James Schuyler - greatest poet of the everyday?
A new poet for me. The reviewer, Mae Losasso, makes a bold assertion in the headline (though it may have been an editor). I’m going to add his Collected Poems to my stack of summer reads.
In 1952, back in New York, Schuyler befriended Ashbery and O’Hara—two Harvard graduates who had recently arrived in the city—and he began to apply himself seriously to writing. Yet his poetic career would be marked by belatedness: his first major collection, Freely Espousing, would not be published until 1969, when he was forty-six years old, and he would not give his first public reading until 1988, just three years before his death. A further four major poetry collections would follow Freely Espousing—The Crystal Lithium (1972), Hymn to Life (1974), The Morning of the Poem (1980), for which Schuyler was awarded the Pulitzer Prize, and A Few Days (1985).
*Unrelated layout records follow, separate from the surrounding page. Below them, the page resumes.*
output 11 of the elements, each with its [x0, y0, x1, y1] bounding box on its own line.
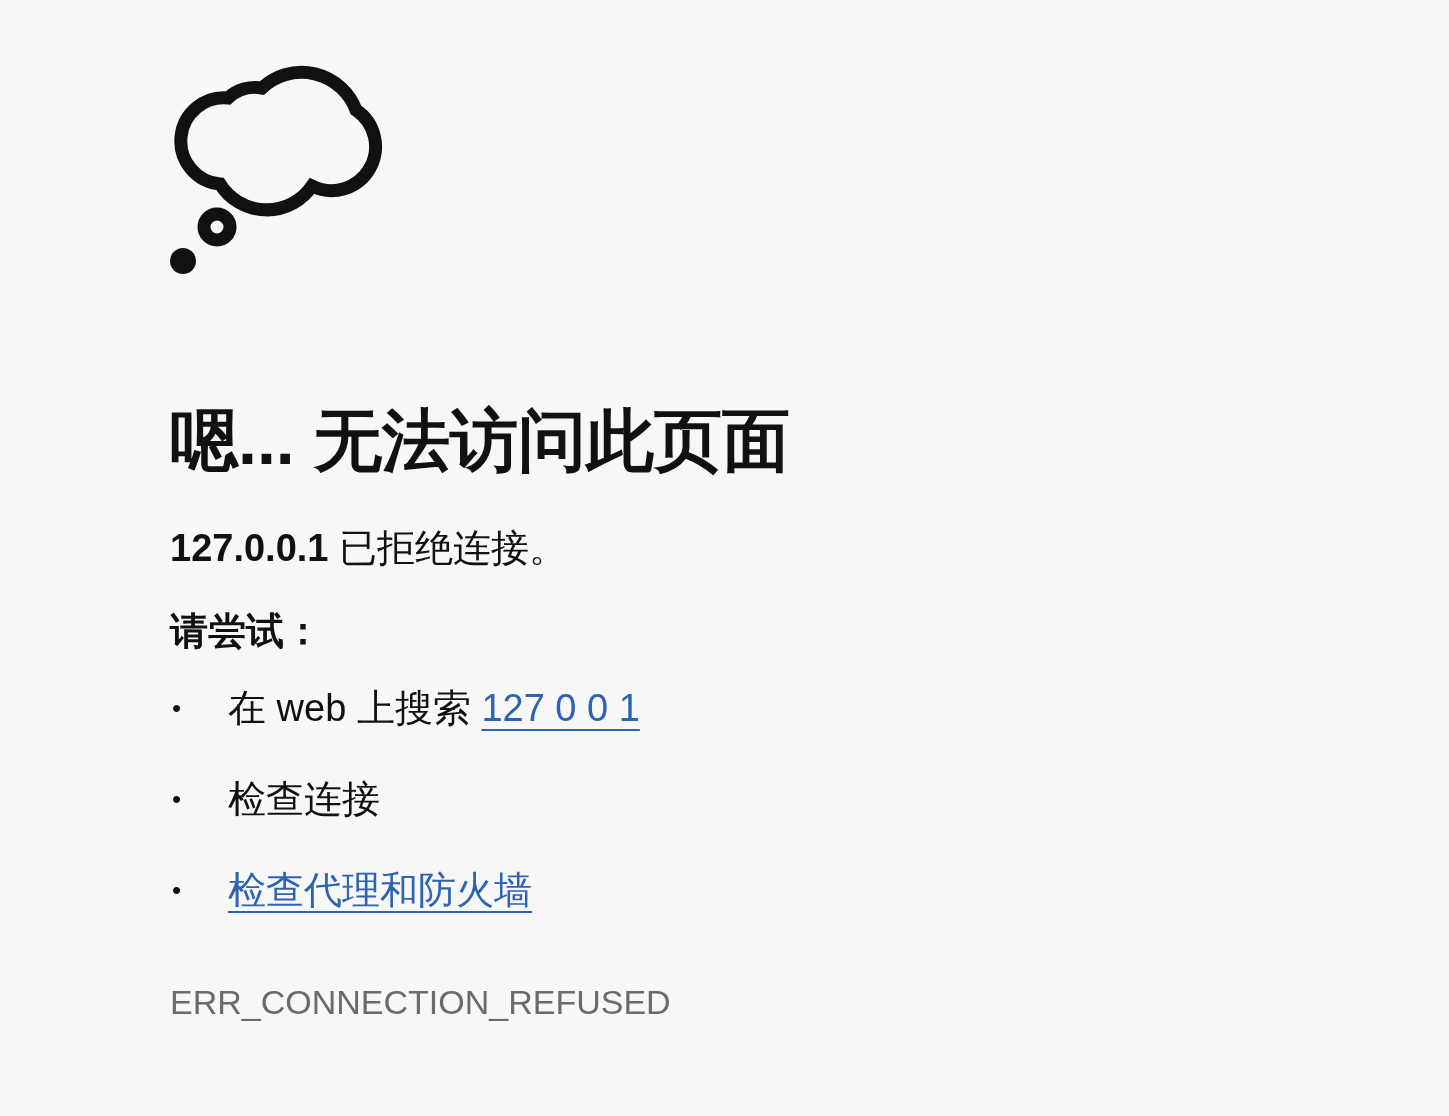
- suggestion-text: 检查连接: [228, 776, 380, 822]
- bullet: •: [171, 692, 183, 725]
- page-heading: 嗯... 无法访问此页面: [170, 401, 790, 480]
- error-message: 127.0.0.1 已拒绝连接。: [170, 525, 568, 571]
- suggestion-link[interactable]: 检查代理和防火墙: [228, 863, 532, 918]
- suggestions-label: 请尝试：: [170, 608, 322, 654]
- suggestion-link[interactable]: 127 0 0 1: [481, 686, 640, 729]
- bullet: •: [171, 783, 183, 817]
- suggestion-text: 在 web 上搜索 127 0 0 1: [228, 685, 640, 731]
- error-code: ERR_CONNECTION_REFUSED: [170, 982, 671, 1024]
- bullet: •: [171, 874, 183, 908]
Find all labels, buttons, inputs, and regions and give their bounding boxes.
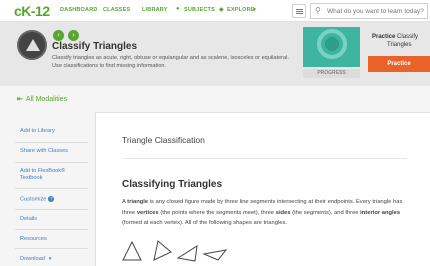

Schuyler’s poetic style is marked by its attention to the daily. His poems are diaristic, often registering times and dates, with a relentlessly observational eye that comes to rest on what he calls “the said to be boring things / dreams, weather, a bus trip.” His compositions oscillate between intensely truncated lineation and long, page-spilling lines of Whitmanesque excess—both formal strategies that capture the rambling and digressive immediacies of a mind at work.
October
Books litter the bed,
leaves the lawn. It
lightly rains. Fall has
come: unpatterned, in
the shedding leaves.
The maples ripen. Apples
come home crisp in bags.
This pear tastes good.
It rains lightly on the
random leaf patterns.
The nimbus is spread
above our island. Rain
lightly patters on un-
shed leaves. The books
of fall litter the bed.
More than a whiff of William Carlos Williams in that with a smattering of leafy metaphor for us to rake into piles and jump into them.